Nein, sie wisse nicht, wo er sich aufhalte, und ja, sie habe eine Beziehung mit ihm gehabt, das hatte sie zugegeben, nachdem sie begriff, die Gestapo war darüber informiert. Ja, er sei damals nach Amsterdam gegangen, um ein Museum zu konzipieren, mehr wisse sie nicht. Sie war froh, dass sie damals den Brief zerrissen hatte, so wie er die Beziehung ohne Vorwarnung beendet hatte. Du musst mich vergessen, ich bin Jude …

Die Beamten hatten ihr eine Visitenkarte in die Hand gedrückt. »Wenn sich Simon Roth bei Ihnen meldet, sollten Sie uns umgehend informieren.«

Luise hörte die Drohung sehr wohl heraus und hatte es versprochen.

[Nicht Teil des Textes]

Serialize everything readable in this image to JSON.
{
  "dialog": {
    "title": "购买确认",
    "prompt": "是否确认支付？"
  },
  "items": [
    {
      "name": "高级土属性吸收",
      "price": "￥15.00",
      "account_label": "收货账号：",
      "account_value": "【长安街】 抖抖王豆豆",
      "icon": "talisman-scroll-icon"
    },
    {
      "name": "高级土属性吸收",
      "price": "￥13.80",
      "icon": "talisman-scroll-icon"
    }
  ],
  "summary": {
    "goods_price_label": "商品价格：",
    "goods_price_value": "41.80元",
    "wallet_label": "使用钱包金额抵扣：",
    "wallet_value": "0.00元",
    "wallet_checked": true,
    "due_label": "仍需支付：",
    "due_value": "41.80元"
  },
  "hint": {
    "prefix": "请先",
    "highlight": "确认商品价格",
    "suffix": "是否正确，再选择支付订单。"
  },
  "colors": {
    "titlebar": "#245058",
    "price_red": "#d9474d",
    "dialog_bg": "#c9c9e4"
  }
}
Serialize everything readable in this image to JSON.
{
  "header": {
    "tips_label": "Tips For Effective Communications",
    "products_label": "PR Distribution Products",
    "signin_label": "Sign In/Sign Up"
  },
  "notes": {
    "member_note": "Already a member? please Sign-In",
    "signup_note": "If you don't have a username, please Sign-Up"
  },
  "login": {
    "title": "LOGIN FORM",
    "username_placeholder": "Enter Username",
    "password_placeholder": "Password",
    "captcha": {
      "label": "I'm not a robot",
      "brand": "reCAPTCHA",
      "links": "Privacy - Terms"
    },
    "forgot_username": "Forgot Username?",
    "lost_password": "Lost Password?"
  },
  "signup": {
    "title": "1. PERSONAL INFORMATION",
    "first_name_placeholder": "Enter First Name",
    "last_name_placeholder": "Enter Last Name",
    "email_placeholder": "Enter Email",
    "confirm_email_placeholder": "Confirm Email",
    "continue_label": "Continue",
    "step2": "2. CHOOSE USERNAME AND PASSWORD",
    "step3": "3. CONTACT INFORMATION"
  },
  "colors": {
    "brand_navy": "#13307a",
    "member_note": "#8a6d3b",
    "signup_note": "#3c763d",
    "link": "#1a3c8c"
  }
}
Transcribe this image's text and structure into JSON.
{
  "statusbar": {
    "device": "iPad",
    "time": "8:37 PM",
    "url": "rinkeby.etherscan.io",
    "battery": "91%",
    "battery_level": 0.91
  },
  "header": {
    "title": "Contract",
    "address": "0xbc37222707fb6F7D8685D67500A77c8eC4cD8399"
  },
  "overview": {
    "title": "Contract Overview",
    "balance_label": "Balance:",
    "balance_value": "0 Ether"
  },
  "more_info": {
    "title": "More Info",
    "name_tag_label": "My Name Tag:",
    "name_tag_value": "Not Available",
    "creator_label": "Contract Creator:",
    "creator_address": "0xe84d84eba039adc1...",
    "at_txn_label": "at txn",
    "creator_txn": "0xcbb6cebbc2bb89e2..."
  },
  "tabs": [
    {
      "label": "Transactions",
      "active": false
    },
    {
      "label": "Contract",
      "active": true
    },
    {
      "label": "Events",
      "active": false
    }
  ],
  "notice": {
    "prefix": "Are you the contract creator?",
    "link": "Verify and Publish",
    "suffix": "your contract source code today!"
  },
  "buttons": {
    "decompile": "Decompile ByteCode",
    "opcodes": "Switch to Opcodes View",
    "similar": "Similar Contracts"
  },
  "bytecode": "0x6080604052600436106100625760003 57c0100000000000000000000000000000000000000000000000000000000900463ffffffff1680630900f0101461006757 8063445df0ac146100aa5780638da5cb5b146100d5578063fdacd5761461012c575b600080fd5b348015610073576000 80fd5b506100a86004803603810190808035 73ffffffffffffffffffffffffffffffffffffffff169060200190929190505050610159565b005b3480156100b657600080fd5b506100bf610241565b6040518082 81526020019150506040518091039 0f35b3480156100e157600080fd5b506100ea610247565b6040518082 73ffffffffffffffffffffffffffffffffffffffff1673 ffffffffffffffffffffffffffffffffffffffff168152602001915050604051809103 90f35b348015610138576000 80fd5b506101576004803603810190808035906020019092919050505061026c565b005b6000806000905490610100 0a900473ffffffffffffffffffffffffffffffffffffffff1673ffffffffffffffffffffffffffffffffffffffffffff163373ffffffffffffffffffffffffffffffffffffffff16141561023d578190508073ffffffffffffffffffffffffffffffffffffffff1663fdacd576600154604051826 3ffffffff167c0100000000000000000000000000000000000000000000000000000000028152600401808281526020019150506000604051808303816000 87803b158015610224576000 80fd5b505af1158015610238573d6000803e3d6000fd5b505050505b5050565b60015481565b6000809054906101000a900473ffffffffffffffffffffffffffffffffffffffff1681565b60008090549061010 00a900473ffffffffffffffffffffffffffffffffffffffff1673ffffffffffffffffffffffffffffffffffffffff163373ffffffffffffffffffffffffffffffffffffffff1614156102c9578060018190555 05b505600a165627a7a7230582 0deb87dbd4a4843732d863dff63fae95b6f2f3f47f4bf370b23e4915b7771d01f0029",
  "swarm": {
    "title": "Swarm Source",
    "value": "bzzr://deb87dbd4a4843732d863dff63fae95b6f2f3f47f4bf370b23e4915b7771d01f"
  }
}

Nachdem sie das Gespräch mit ihrer Schwester so abrupt abgebrochen hatte, stand sie lange noch am Schreibtisch. Sie sollte sich beruhigen, sie hatte nicht gelogen, und sie hatte Vic unterbrochen, als sie von Felix erzählen wollte, sie hatte nichts preisgegeben, keinen Fehler gemacht.

Als sie ein Geräusch an der offenen Terrassentür hörte, erschrak sie. Ihr Herz jagte, und der Atem ging sofort wieder heftig. Sicher hatte sie sich getäuscht, eine Reaktion ihrer überreizten Nerven. Reglos blieb sie stehen und sah zur Terrassentür hinüber. Konnte es sein, dass die Tür dort leicht aufgestoßen wurde, der Vorhang sich bewegte? Und dann hob sich eine Silhouette im Halbdunkel dort ab, ein Geräusch, ein paar Schritte, eine männliche Stimme … bitte … Luise, hilf mir … und dann noch ein paar Schritte auf Luise zu, ein Schwanken, dann brach der Mann zusammen.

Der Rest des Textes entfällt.